Não pude deixar de fazer uma associação que me congelou por alguns momentos. A esperança média de vida tem aumentado, assim como a idade materna aquando do primeiro filho. Ou seja, a longevidade humana aumentou; vivemos, em média, mais anos. Pelo seu lado, as mulheres têm filhos mais tarde, sendo cada vez mais frequente terem o primeiro filhos depois dos 35 anos. Sempre atribuí o aumento da esperança média de vida aos avanços da tecnologia e da medicina. Da mesma maneira, sempre atribuí o aumento da idade materna às circunstância de vida e às expectativas e intenções humanas. Poderá esta concepção ser completamente errada e estes dois fenómenos estarem interligados entre si e não serem mais do que o reflexo da evolução genética? Do que a tentativa dos genes prolongarem a sua própria existência? Sou tentada a imaginar os genes como seres maquiavélicos e manipuladores (e começa a fazer todo o sentido o termo egoísta) e os humanos como robots que cumprem ordens!
Para quem valoriza a consciência, liberdade e auto-determinação esta perspectiva poderá ser assustadora. Até que ponto somos controlados pelos genes e até que ponto a nossa consciência tem uma palavra a dizer? Diz o resumo do livro que o autor "acalenta a esperança de que a nossa espécie - e apenas ela - consiga rebelar-se contra os desígnios do gene egoísta." Assim sendo, espero que estas questões existenciais decorram do facto de eu apenas ter lido 3 dos 13 capítulos do livro. De qualquer das maneiras, ocorreu-me esta questão e pareceu-me pertinente reflectir sobre isto.

Parece primavera!

Seduzida pelo sol, tomei a direcção do mar. No caminho, passei por uma avenida carregada de flores. Muito femininas, algo brancas, algo rosa, escorregavam de troncos de árvore, muito masculinos. Uma dança sensual que presenteou a minha viagem com a fertilidade da imaginação.

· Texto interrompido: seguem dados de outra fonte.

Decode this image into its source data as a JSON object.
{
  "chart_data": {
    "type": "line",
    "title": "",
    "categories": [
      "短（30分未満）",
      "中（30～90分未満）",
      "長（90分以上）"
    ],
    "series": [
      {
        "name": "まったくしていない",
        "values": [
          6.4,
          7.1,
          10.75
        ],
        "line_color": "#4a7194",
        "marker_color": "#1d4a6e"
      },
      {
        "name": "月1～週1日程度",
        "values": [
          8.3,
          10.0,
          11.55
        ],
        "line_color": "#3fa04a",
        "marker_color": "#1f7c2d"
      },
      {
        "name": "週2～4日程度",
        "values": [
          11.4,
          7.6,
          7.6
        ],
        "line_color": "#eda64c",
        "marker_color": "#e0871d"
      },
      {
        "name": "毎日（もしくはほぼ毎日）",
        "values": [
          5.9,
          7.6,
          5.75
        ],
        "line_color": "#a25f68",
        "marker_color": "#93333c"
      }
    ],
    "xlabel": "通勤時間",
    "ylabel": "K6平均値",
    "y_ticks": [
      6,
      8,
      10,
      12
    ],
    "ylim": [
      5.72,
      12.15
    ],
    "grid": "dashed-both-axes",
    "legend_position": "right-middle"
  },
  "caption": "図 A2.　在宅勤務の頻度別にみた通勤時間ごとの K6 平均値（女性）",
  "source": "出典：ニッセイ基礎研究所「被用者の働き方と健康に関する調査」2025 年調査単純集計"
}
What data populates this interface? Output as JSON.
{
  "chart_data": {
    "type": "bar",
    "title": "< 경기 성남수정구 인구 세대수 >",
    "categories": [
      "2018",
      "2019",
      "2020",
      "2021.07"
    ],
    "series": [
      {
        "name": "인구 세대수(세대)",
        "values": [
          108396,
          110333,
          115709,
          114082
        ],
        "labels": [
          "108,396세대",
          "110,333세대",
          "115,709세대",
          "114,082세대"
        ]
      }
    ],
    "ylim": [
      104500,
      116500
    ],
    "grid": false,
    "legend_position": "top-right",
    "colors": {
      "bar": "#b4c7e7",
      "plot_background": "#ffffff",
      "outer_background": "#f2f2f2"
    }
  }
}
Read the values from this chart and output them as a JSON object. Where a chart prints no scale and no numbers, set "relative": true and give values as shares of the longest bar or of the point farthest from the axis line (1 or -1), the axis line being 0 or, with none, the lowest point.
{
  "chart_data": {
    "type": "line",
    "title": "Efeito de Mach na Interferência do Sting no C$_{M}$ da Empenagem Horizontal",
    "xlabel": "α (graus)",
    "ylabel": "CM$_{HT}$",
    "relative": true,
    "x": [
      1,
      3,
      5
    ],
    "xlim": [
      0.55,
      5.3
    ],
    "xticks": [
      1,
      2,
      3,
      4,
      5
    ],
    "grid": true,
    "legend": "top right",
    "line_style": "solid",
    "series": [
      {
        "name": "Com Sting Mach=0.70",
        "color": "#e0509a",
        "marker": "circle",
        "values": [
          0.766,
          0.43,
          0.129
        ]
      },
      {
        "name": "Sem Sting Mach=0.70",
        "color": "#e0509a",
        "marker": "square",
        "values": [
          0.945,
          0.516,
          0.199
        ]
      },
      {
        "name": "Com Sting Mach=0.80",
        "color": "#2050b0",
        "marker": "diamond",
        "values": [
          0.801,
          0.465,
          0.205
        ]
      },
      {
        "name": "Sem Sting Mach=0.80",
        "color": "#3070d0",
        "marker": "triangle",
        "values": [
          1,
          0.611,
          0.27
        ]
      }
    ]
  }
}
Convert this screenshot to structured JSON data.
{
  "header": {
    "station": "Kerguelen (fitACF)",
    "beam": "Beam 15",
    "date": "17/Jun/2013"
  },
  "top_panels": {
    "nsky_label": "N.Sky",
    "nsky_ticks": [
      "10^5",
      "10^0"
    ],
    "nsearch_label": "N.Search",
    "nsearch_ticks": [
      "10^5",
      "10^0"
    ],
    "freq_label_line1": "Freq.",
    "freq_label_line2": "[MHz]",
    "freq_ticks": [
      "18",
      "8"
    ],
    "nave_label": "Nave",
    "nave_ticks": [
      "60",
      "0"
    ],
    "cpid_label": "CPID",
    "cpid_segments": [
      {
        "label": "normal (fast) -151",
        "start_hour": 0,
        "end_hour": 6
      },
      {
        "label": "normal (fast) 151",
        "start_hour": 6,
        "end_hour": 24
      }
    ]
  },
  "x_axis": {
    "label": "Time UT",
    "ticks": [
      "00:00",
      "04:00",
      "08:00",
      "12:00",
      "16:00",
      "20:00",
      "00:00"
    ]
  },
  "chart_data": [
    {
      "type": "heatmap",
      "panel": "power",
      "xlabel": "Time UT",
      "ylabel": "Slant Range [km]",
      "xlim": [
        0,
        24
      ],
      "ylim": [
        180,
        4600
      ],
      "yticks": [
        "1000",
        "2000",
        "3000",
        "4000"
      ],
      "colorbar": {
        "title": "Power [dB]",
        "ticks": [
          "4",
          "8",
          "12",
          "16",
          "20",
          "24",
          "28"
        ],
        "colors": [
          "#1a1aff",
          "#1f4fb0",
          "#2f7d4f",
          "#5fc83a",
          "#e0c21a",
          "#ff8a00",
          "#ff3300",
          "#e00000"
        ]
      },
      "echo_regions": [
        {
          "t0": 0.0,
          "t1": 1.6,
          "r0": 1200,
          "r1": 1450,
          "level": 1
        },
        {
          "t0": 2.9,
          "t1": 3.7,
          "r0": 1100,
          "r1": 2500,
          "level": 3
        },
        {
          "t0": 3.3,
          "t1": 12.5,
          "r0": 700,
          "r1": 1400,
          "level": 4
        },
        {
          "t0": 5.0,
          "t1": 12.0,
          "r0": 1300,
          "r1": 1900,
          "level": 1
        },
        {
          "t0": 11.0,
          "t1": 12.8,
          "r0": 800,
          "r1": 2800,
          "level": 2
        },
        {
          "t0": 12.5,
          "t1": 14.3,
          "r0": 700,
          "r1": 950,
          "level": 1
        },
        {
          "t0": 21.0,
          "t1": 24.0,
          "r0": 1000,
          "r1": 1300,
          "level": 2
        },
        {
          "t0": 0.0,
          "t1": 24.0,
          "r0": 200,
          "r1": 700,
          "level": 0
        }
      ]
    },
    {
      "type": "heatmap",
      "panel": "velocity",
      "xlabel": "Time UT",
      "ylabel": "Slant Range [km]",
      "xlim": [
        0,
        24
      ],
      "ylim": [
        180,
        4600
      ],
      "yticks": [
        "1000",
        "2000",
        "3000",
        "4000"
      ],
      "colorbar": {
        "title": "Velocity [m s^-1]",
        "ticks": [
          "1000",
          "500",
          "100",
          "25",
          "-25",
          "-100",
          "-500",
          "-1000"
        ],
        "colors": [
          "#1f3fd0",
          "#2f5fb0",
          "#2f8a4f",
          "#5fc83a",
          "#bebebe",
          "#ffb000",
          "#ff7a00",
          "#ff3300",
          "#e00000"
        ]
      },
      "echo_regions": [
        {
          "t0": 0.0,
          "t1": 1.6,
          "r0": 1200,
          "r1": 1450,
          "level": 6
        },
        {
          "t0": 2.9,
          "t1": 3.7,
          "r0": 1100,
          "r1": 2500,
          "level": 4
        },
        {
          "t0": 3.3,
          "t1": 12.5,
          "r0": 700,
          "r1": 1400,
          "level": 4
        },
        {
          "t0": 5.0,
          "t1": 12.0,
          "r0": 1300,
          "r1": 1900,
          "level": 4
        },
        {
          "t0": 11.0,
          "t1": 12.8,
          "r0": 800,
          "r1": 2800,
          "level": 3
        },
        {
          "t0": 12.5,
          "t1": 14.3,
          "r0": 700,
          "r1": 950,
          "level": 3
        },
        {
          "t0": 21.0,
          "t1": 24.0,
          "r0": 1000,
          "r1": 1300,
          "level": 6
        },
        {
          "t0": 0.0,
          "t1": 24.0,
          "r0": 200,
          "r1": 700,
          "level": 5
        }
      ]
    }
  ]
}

Chegada ao destino, fui rodeada pelos gritos desenfreados das ondas e pelas cores alegres daquela gente de tamanho pequeno. Escolhi um pedaço de relva fofa e deixei que o astro brilhante me assediasse as maçãs do rosto. Sorri... sentei-me... fechei os olhos... deitei-me... Contemplei o sabor quente dos raios na pele e deliciei-me a ler as páginas que seleccionei para o dia, ao som do meu amigo de longa data.

A meio da tarde, dei-me à tentação de provar um crepe besuntado de chocolate com textura aveludada, nozes deliciosamente crocantes e uma substância branca muito macia. E toda eu fui gula durante aquele espaço de tempo que não sei precisar. Apenas me lembro da intensidade de sabores que a minha língua e o meu palato muito atenciosamente me agradeceram. Voltei à relva, ao livro, à música e ao sol e permaneci por ali até o céu se tingir de vermelho muito vivo.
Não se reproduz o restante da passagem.